Their reticence is understandable, because they face a problem that advocates of all privatization plans have to solve but few like to highlight. Social insurance operates on the principle that today’s workers pay for today’s retirees. In return, today’s workers expect their retirement to be paid for by tomorrow’s workers. Recently the United States edged away from this principle by requiring today’s workers to pay more than is necessary to support the retired roughly $60 billion a year more now, growing to more than $100 billion a year over the next decade. The intent was to ease the burden on tomorrow’s workers and make today’s bumper crop of workers pay in part for their own retirement.

Under privatization, today’s workers would pay for all of their own retirement, as well as the full cost of pensions for today’s retirees. That is why a big tax increase is necessary. In the Kotlikoff-Sachs plan, the payroll tax would be replaced by payments workers would make into personal accounts. The effect of the contribution on a worker’s current disposable income, however, is the same as the payroll tax. The 10 percent sales tax would be an added burden. Without it, the Kotlikoff-Sachs plan collapses.

The real function of any tax is to discourage consumption, thereby boosting national saving. Many people now agree that the United States saves too little. In confronting proposals to boost saving, one has to ask two questions. How much? Is this the best way?
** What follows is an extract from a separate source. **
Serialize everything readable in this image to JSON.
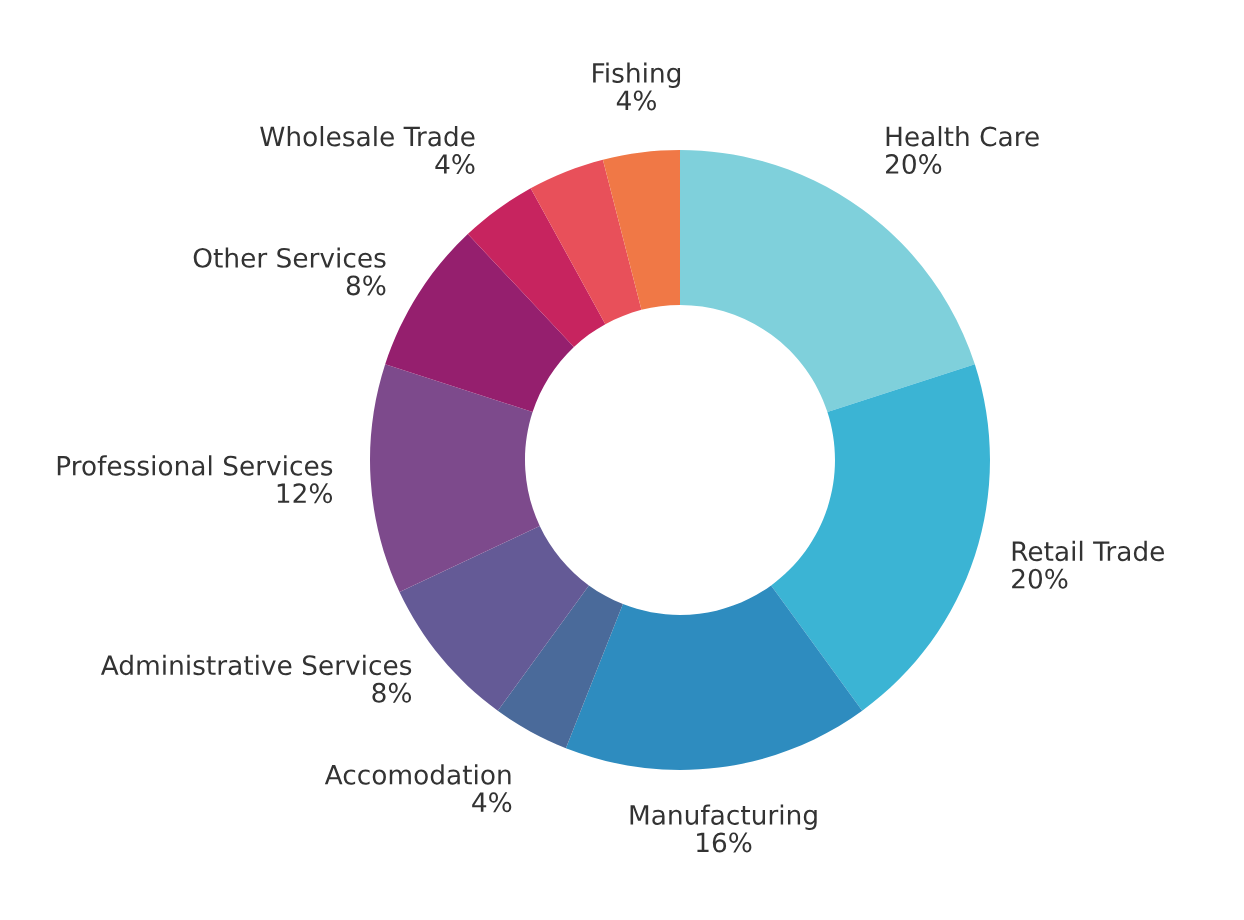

U.S. families now save 4-5 percent of disposable income and consume the rest, most of which would be subject to the 10 percent sales tax. If all consumption were covered, the sales tax would triple the proportion of their disposable income not available for consumption. If half of consumption were exempt, the proportion would double.

Forced saving of this size is unlikely to be acceptable in any form. But if the nation is to save so much, one is entitled to ask who is to consume less. In this case, it is the poor and middle classes, who consume most of their income. High-income families might not have to cut consumption at all. They could reduce voluntary saving to offset the new mandate. Most middle- and lower-income families do not currently save enough voluntarily to do so. Surely it is worth asking whether those who must consume all their modest income should be forced to contribute a larger proportion of that income to boosting national saving than those whose income now permits them to save a good share of it.
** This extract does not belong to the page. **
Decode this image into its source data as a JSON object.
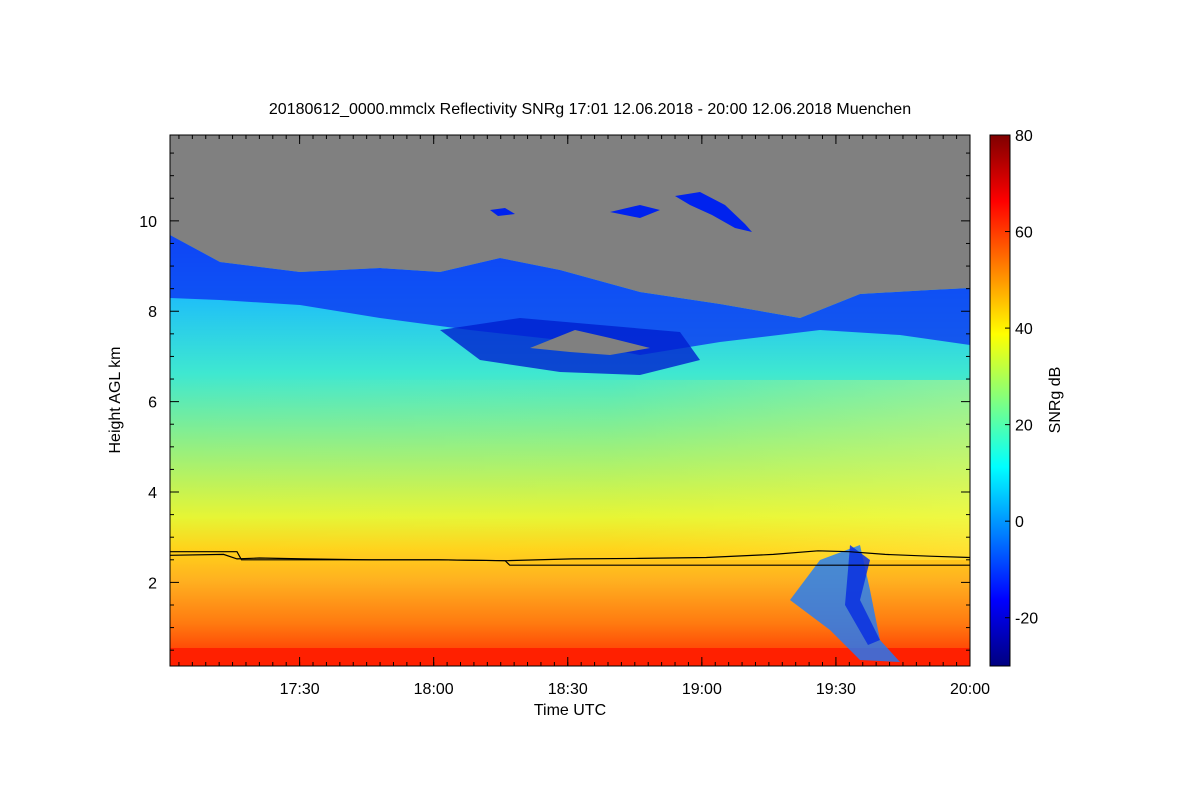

America’s Best Antipoverty Program

Social Security faces a modest long-term deficit that Congress should address immediately. The system can and should be fixed, not scrapped. It is possible to do so without raising taxes or materially changing the program. Social Security has served the nation well and promises to continue doing so. It provides more than 80 percent of income to the lowest-income 40 percent of the elderly and disabled. For all but those in the highest-income 20 percent, it provides more than half of income. It is far and away the most important U.S. antipoverty program. It lifts 6 percent of the population out of poverty, double that of all other cash and in-kind assistance combined. Privatization is a bad idea because it places risks on individual workers that they should not be expected to shoulder and that Social Security now spreads broadly among all workers. It would create costly and needless administrative burdens. One can understand why large financial enterprises are spending millions to fund studies of privatization. They would gain enormously, but the rest of us would lose.